Anne Will zu Corona-Maßnahmen

Eine schrecklich einige Runde - Anne Wills Gäste zur Frage: "Sorge um steigende Corona-Zahlen - reichen die Maßnahmen aus?"

(Foto: ARD/Anne Will)

Anne Wills Gäste diskutieren über die Corona-Maßnahmen der Bundesregierung - und sind sich schrecklich einig. Vernichtend fällt das Urteil der Runde zum schwedischen Weg aus.

TV-Kritik von Thomas Hummel

Wenn einer wie Wolfgang Kubicki sein Pulver schon nach sechs Sendeminuten verschossen hat und anschließend hauptsächlich zustimmt und nickt, dann kann der Zuseher wohlig ins Bett gehen. Die Regeln im Umgang mit dem vermaledeiten Coronavirus sind offenbar halbwegs vernünftig und nachvollziehbar. An irgendwas kann man zwar immer rummeckern, aber im Allgemeinen herrscht Einigkeit an diesem Sonntagabend im "Anne Will"-Studio.

Geladen hat die Gastgeberin zur Frage: "Sorge um steigende Corona-Zahlen - reichen die Maßnahmen aus?" Die Antwort lautet: Eigentlich ja, auch wenn angesichts steigender Infektionszahlen natürlich niemand weiß, was noch kommt. Die große Kontroverse zum aktuellen Geschehen bleibt jedenfalls aus, Angriffe auf die Politik kann der Regierungsvertreter (in diesem Fall Finanzminister Olaf Scholz, SPD) mit einem schiefen Mundwinkel abwehren.

Und so stellen sich bisweilen andere Frage: Laden die Redaktionen die falschen Leute ein? Oder ist der Konsens im Umgang mit dem Coronavirus in der Gesellschaft einfach so groß, dass ein großer Streit nur konstruiert wäre?

Windstärke 4 sei nichts für Aerosole

Gast Wolfgang Kubicki verspricht eigentlich ein paar schlagfertige Angriffe. Der Vizepräsident des Bundestags von der FDP scheut mit seinen 68 Jahren kein klares Wort. Also geht's gleich los. "Selbstverständlich geht es anders", sagt er zu Beginn, man müsse jede Maßnahme hinterfragen. Mehr als 50 Mal habe zuletzt ein Verwaltungsgericht eine Corona-Regel für verfassungswidrig erklärt, das müsse doch zu denken geben. Die Menschen hätten gelernt, mit dem Virus zu leben, man müsse ihnen nur vertrauen.
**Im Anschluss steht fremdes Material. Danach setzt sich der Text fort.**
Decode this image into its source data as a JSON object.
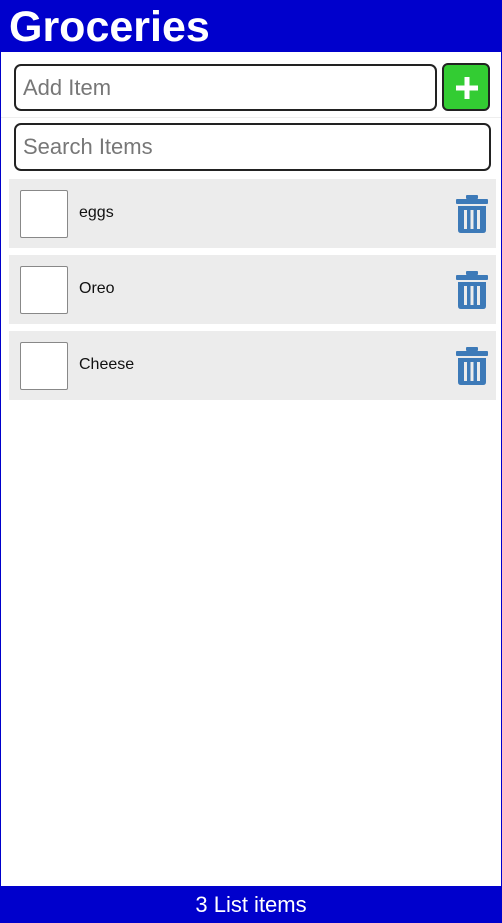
{
  "header": {
    "title": "Groceries"
  },
  "add_item": {
    "placeholder": "Add Item",
    "value": "",
    "button_icon": "plus-icon"
  },
  "search": {
    "placeholder": "Search Items",
    "value": ""
  },
  "items": [
    {
      "label": "eggs",
      "checked": false,
      "delete_icon": "trash-icon"
    },
    {
      "label": "Oreo",
      "checked": false,
      "delete_icon": "trash-icon"
    },
    {
      "label": "Cheese",
      "checked": false,
      "delete_icon": "trash-icon"
    }
  ],
  "footer": {
    "count_text": "3 List items"
  },
  "colors": {
    "brand": "#0000cc",
    "add_button": "#33cc33",
    "trash_icon": "#3d7ab8",
    "row_background": "#ececec"
  }
}
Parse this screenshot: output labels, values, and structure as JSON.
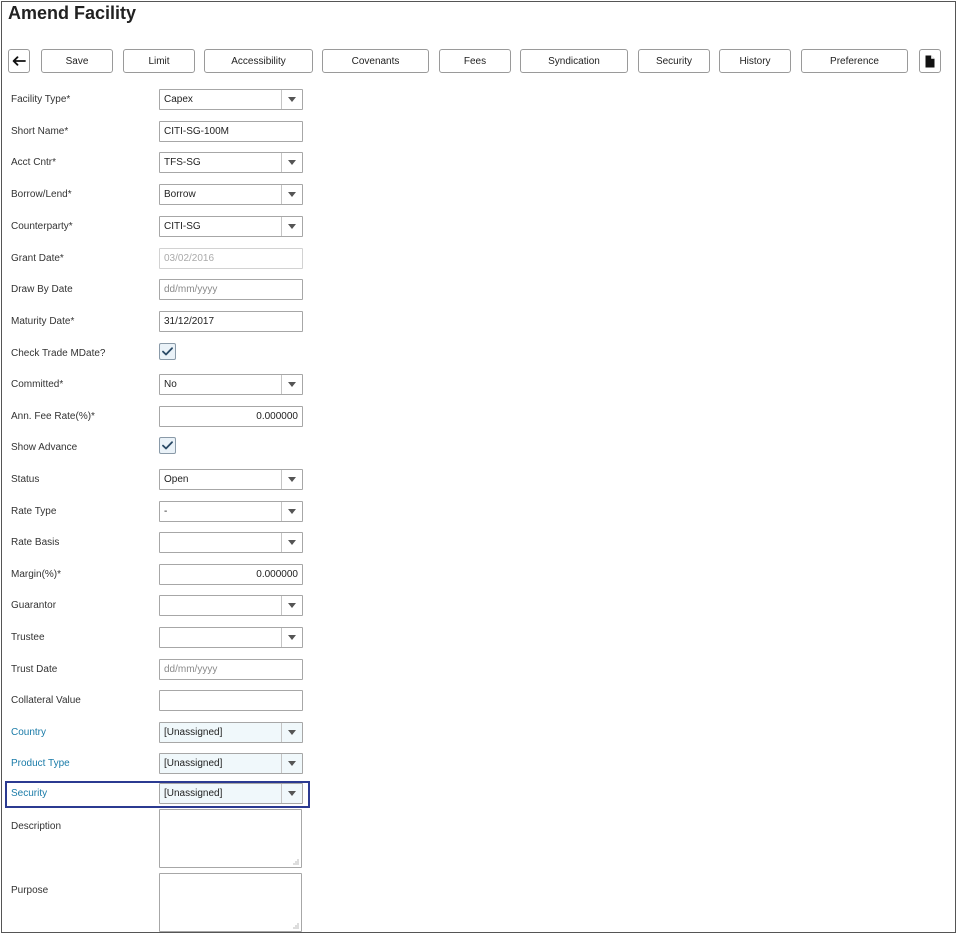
{
  "page": {
    "title": "Amend Facility"
  },
  "toolbar": {
    "back_icon": "arrow-left-icon",
    "buttons": [
      "Save",
      "Limit",
      "Accessibility",
      "Covenants",
      "Fees",
      "Syndication",
      "Security",
      "History",
      "Preference"
    ],
    "document_icon": "document-icon"
  },
  "form": {
    "facility_type": {
      "label": "Facility Type*",
      "value": "Capex"
    },
    "short_name": {
      "label": "Short Name*",
      "value": "CITI-SG-100M"
    },
    "acct_cntr": {
      "label": "Acct Cntr*",
      "value": "TFS-SG"
    },
    "borrow_lend": {
      "label": "Borrow/Lend*",
      "value": "Borrow"
    },
    "counterparty": {
      "label": "Counterparty*",
      "value": "CITI-SG"
    },
    "grant_date": {
      "label": "Grant Date*",
      "value": "03/02/2016"
    },
    "draw_by_date": {
      "label": "Draw By Date",
      "placeholder": "dd/mm/yyyy"
    },
    "maturity_date": {
      "label": "Maturity Date*",
      "value": "31/12/2017"
    },
    "check_trade_mdate": {
      "label": "Check Trade MDate?",
      "checked": true
    },
    "committed": {
      "label": "Committed*",
      "value": "No"
    },
    "ann_fee_rate": {
      "label": "Ann. Fee Rate(%)*",
      "value": "0.000000"
    },
    "show_advance": {
      "label": "Show Advance",
      "checked": true
    },
    "status": {
      "label": "Status",
      "value": "Open"
    },
    "rate_type": {
      "label": "Rate Type",
      "value": "-"
    },
    "rate_basis": {
      "label": "Rate Basis",
      "value": ""
    },
    "margin": {
      "label": "Margin(%)*",
      "value": "0.000000"
    },
    "guarantor": {
      "label": "Guarantor",
      "value": ""
    },
    "trustee": {
      "label": "Trustee",
      "value": ""
    },
    "trust_date": {
      "label": "Trust Date",
      "placeholder": "dd/mm/yyyy"
    },
    "collateral_value": {
      "label": "Collateral Value",
      "value": ""
    },
    "country": {
      "label": "Country",
      "value": "[Unassigned]"
    },
    "product_type": {
      "label": "Product Type",
      "value": "[Unassigned]"
    },
    "security": {
      "label": "Security",
      "value": "[Unassigned]"
    },
    "description": {
      "label": "Description",
      "value": ""
    },
    "purpose": {
      "label": "Purpose",
      "value": ""
    }
  },
  "colors": {
    "link_label": "#1a7ba8",
    "highlight": "#2b3a91",
    "checkbox_bg": "#eaf2f8"
  }
}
Wenn etwa in Schleswig-Holstein bei Windstärke 4 jemand eine Maske tragen solle, fassten sich die Leute an den Kopf und sagten sich: "Das ist irre." Kein Aerosol würde hier einen anderen Menschen erreichen.

Das Beispiel ist so plakativ wie richtig und es gibt niemanden in der Runde, der eine andere Haltung vertritt. So verpufft Kubickis Angriff. Manch einer vermisst da vielleicht jemanden, der die Maßnahmen für völlig überzogen hält. Es gibt Versuche in Talkshows, solche Leute in die Runde zu holen, weil das natürlich für Zunder sorgt. Doch mehr als Streit kommt meistens nicht heraus. Eine große Mehrheit der Bevölkerung unterstützt den Weg der Regierung. Und eine Diskussion über medizinisch-virologische Aspekte überfordert das Format Talkshow.

So beginnt bei "Anne Will" zum wiederholten Mal in einer Corona-Runde eine Art Informationsveranstaltung. Besonders abwägend und einordnend tritt Chef-Ethikerin Alena Buyx auf. So schön erklärt selten jemand, warum es vernünftig sein könnte, ungeliebte Verhaltensweisen trotzdem beizubehalten.

Einige Aussagen in der Runde hallen aber doch nach. Zum Beispiel auf die Frage, ob der schwedische Weg mit mehr Eigenverantwortung richtig war. Alle antworten: nein. Melanie Brinkmann, eine der inzwischen bekannten Virologinnen im Land, klagt an, die Schweden hätten beim Schutz der Senioren versagt. Zu viele seien verstorben. "Das finde ich dramatisch, ethisch katastrophal. Es ist nicht der richtige Weg gewesen." Auch eine Herdenimmunität gebe es nicht.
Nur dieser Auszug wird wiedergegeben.